NLRB ruling treats grad students like the professionals they are

Collective bargaining will have widespread benefits across academia

Last Tuesday marked a win for labor relations in academia, with the National Labor Relations Board ruling that graduate students working as academic assistants at private colleges are employees with organizing rights. The 3-1 vote followed a petition from a Columbia University graduate student organization and the United Auto Workers Union, which has expanded its reach to graduate student assistants at Columbia.

Collective bargaining and unionization allow graduate student workers to advocate better for their own labor interests.
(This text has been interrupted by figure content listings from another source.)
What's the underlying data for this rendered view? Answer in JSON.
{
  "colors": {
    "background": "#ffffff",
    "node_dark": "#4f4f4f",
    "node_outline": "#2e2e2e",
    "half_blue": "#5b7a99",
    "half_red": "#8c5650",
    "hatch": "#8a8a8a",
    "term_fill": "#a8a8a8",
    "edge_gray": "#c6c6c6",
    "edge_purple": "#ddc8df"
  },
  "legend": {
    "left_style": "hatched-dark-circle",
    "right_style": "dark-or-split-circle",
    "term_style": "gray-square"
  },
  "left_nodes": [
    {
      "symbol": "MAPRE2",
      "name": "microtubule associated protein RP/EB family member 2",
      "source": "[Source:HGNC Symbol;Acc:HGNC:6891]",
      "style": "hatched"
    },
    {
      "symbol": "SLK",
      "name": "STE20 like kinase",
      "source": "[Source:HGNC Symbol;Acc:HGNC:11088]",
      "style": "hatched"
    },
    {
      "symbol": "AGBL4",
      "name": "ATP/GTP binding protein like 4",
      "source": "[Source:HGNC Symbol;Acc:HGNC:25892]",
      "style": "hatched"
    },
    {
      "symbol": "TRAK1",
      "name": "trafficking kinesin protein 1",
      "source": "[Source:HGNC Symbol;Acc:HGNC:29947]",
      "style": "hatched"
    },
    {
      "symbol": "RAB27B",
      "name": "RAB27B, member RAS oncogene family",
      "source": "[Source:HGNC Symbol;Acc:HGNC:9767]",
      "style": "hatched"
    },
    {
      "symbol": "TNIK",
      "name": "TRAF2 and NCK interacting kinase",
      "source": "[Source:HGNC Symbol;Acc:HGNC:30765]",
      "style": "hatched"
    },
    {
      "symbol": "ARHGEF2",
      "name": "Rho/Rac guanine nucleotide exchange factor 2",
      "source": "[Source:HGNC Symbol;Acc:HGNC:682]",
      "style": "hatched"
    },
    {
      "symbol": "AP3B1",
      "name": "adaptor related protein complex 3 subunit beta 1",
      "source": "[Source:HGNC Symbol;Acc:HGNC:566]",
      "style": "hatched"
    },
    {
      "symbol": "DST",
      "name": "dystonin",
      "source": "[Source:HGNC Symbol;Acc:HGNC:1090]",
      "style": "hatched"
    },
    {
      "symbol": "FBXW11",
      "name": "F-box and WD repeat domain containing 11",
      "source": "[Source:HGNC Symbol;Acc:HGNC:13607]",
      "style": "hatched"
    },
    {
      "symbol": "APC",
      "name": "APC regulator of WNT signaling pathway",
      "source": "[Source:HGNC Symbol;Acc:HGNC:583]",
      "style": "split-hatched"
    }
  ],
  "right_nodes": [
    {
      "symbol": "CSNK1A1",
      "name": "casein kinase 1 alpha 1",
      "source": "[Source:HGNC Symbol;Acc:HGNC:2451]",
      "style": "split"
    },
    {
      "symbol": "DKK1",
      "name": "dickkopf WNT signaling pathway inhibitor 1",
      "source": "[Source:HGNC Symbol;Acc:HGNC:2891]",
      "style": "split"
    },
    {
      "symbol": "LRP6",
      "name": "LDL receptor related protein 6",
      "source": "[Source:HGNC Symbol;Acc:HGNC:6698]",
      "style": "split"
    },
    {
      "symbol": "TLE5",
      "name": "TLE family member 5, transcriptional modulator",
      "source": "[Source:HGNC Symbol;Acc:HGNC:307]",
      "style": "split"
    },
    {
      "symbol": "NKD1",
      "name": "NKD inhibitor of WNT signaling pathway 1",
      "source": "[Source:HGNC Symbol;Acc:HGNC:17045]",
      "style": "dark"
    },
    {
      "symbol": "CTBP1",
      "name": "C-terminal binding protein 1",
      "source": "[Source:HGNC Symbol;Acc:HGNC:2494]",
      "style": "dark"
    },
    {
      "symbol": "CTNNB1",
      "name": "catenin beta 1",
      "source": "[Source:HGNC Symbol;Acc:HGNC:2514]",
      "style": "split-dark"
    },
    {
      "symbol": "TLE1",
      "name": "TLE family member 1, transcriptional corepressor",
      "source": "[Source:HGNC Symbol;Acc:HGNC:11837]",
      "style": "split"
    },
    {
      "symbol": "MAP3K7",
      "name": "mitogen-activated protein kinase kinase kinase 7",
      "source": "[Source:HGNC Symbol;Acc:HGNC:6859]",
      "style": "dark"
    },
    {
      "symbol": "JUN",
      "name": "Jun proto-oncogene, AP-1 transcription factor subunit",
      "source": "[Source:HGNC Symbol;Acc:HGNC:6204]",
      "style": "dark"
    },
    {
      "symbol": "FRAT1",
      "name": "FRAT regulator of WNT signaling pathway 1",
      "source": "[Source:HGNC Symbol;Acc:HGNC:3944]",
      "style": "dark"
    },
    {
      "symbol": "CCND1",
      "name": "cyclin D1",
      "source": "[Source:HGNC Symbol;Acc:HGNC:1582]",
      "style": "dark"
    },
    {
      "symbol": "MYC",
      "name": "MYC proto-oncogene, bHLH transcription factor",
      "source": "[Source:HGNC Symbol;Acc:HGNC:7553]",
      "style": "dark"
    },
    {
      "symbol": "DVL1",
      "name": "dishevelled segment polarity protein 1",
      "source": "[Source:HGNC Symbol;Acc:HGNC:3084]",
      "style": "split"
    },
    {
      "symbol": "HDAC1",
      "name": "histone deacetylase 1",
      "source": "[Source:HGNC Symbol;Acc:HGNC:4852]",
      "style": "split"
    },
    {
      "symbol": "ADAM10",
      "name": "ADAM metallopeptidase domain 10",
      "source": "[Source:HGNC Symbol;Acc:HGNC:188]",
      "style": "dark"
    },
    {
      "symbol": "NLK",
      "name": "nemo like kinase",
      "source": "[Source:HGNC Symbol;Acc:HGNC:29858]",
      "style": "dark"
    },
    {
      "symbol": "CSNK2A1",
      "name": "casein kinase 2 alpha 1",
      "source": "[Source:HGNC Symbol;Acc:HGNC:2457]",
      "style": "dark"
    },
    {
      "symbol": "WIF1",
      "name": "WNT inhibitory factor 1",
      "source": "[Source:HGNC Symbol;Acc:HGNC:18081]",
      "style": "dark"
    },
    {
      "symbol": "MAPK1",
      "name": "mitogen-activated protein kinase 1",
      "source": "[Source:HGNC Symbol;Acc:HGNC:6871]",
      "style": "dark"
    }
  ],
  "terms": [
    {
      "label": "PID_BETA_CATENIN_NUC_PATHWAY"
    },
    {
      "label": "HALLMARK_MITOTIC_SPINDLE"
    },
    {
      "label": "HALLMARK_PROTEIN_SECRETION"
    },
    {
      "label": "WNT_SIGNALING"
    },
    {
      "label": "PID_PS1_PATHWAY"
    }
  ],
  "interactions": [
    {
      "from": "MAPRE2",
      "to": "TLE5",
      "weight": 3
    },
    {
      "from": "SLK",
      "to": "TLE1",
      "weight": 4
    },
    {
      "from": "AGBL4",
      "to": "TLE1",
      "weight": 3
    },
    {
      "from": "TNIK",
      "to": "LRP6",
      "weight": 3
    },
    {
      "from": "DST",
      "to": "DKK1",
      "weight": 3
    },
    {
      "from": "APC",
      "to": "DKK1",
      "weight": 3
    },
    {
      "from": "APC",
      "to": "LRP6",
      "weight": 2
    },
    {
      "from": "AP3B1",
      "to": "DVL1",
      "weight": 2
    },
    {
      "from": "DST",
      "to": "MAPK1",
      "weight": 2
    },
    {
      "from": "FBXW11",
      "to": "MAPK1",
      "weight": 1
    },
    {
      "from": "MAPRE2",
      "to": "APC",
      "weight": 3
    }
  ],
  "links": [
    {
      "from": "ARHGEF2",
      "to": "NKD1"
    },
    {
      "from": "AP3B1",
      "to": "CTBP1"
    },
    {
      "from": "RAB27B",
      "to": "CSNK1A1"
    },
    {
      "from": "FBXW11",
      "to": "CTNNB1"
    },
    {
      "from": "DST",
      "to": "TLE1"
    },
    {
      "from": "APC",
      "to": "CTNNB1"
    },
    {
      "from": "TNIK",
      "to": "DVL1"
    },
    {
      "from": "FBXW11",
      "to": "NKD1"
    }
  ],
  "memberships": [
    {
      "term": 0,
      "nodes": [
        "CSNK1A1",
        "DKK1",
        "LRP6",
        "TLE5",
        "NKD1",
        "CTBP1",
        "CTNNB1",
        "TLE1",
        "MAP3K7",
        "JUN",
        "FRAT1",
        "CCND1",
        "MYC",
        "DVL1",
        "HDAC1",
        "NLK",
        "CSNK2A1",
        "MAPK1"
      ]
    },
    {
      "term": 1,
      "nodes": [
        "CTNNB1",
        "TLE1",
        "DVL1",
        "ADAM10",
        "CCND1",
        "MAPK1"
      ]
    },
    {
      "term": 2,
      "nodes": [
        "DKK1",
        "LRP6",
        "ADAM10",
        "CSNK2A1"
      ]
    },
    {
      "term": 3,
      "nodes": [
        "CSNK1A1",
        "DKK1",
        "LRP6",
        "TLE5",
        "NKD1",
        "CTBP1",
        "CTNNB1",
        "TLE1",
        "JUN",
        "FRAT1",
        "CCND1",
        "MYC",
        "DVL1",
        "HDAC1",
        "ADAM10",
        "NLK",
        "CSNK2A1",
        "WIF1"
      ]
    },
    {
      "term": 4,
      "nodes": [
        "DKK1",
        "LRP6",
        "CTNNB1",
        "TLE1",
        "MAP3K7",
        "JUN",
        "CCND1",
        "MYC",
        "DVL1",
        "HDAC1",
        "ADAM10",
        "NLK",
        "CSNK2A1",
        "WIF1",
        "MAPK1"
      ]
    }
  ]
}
The dissenter from the NLRB opposed the decision on the grounds that the relationship between graduate student assistants and universities is primarily educational and not related to work. While this may be true, graduate students have professional needs that directly impact their futures in academia. For example, graduate students depend on recommendations from professors in order to secure future jobs. The lack of collective bargaining puts graduate students in a poor position to negotiate for better working conditions.

We’ve seen how unionization has improved quality of work and life for graduate students at public colleges, where unions and collective bargaining already exist. A 2013 study at Cornell demonstrated graduate students belonging to unions receive better pay and report greater levels of personal and professional support. The study suggests the argument that collective bargaining rights will hinder student-faculty relationships and academic freedom doesn’t stand.

Some have dismissed the need for collective bargaining given that there already exist ways for graduate students to communicate their interests to those who are above them. Columbia University Provost John H. Coatsworth recently wrote a letter encouraging students to avoid collective bargaining since Columbia has “established a productive dialogue with the Graduate School Advisory Council and with other student organizations." In no other profession would “dialogue” be an acceptable substitute to organized collective bargaining.

Collective bargaining is essential to ensuring student employees can advocate for their needs, in addition to imposing much needed standardization on an often insecure arrangement. The NLRB ruling is encouraging for the future of graduate student work-life quality.

The University did not immediately respond to request for comment on the NLRB’s ruling.